Siliguri, March 13: Actor Saif Ali Khan’s recent hospitalisation attracted national attention on how smoking can contribute to heart disease.
Now, a study in Siliguri has revealed that the incidence is actually quite high among the urban population here, and suggests that lifestyle modifications are the need of the hour.
The study, conducted by Sukanta Mandal, a junior doctor in the community medicine department, North Bengal Medical College and Hospital, was presented at the recent state conference of the Indian Association of Preventive and Social Medicine held in Calcutta. It won the Prof. M. Ganguly Memorial Award for being the best researched paper.
Titled The Prevalence of Ischemic Heart Disease among the Urban Population of Siliguri, the study was conducted through systemic random sampling of 250 people aged above 40 years, selected from the voters’ list with name and address. The ischemic heart disease is a condition that leads to blockage of blood flow to or from the heart.
The candidates were interviewed with pre-tested semi-structured questionnaire and the necessary data collected and collated. The respondents were classified according to age, religion, occupation, sex, education, marital status, family income and habits like smoking and drinking.
“Besides these inputs, detailed lifestyle data like whether additional table salt is consumed, dietary habits and family history of hypertension, ischemic heart disease and diabetes were also collected,” Mandal said.

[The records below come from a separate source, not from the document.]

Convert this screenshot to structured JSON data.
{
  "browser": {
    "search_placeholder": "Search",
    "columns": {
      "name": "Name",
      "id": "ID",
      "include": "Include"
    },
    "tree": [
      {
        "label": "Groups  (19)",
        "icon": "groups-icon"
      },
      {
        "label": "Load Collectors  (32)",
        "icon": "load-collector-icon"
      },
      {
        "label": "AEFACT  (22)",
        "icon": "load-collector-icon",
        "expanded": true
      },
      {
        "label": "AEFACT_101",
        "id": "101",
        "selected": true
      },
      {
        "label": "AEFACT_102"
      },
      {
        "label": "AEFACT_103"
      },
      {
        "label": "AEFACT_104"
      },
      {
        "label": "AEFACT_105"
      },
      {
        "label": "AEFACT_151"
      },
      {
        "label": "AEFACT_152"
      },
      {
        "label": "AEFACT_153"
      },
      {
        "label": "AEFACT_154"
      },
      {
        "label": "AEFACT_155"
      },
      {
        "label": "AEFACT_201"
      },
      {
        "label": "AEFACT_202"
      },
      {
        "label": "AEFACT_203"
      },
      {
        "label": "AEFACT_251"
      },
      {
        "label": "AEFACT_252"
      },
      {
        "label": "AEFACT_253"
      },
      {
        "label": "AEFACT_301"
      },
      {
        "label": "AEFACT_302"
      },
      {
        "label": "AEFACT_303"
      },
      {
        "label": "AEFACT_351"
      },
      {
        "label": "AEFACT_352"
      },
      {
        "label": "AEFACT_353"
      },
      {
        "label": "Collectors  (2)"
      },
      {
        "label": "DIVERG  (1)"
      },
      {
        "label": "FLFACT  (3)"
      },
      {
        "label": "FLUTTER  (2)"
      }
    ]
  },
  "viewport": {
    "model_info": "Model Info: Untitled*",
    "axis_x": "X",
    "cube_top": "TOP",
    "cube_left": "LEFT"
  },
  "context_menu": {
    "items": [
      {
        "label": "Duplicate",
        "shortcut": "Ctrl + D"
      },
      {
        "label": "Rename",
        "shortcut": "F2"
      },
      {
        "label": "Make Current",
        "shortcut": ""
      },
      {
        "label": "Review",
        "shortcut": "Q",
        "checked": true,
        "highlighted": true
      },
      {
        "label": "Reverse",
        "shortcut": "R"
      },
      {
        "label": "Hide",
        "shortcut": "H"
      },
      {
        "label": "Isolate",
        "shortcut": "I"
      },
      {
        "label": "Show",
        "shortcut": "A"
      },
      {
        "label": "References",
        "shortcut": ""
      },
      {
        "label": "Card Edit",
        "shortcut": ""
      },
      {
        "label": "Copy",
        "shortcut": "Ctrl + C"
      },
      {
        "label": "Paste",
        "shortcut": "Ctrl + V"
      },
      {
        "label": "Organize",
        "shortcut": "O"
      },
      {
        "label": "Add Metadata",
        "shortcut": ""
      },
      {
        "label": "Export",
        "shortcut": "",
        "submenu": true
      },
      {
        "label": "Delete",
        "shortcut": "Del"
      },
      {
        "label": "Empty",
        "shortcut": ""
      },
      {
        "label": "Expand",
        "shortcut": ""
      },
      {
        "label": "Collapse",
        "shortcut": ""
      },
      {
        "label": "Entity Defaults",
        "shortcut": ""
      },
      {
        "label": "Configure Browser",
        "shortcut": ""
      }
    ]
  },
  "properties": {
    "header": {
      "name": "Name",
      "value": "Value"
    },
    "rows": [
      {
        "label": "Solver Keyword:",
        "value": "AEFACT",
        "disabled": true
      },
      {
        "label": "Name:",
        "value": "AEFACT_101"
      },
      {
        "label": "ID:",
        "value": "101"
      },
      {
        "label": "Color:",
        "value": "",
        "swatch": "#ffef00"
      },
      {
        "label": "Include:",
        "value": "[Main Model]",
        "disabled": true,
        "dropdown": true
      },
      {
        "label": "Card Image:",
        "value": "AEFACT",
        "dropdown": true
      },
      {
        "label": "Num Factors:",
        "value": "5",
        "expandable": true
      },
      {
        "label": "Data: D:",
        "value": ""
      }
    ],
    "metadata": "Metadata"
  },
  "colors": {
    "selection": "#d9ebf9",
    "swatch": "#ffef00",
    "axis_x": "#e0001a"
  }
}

Their blood pressure and ECG were tabulated.
The criteria for the diagnosis of ischemic heart disease were: (a) a history of angina or infarction and previously diagnosed disease; (b) an affirmative response to the questionnaire; and (c) ECG findings.
The study found that 29 persons, or 11.6 per cent of the population, had ischemic heart disease. “The percentage here is quite high compared to other urban centres, including metropolitan cities like Delhi,” Mandal said referring to the findings (see chart). Only Trivandrum had a higher incidence of the disease.
The study shows that the rates are higher in men compared to women (13.5 vs 9.4 per cent) and coronary risk factors such as hypertension, obesity, smoking habit and sedentary lifestyle were prevalent among the study population.
Over the past decade, the disease has almost doubled in rural areas and increased nine-fold among urban people. “The findings indicate that coronary artery disease and coronary risk factors have become a major health problem due to decreased physical activity, increased serum cholesterol, blood pressure obesity and smoking,” Mandal said.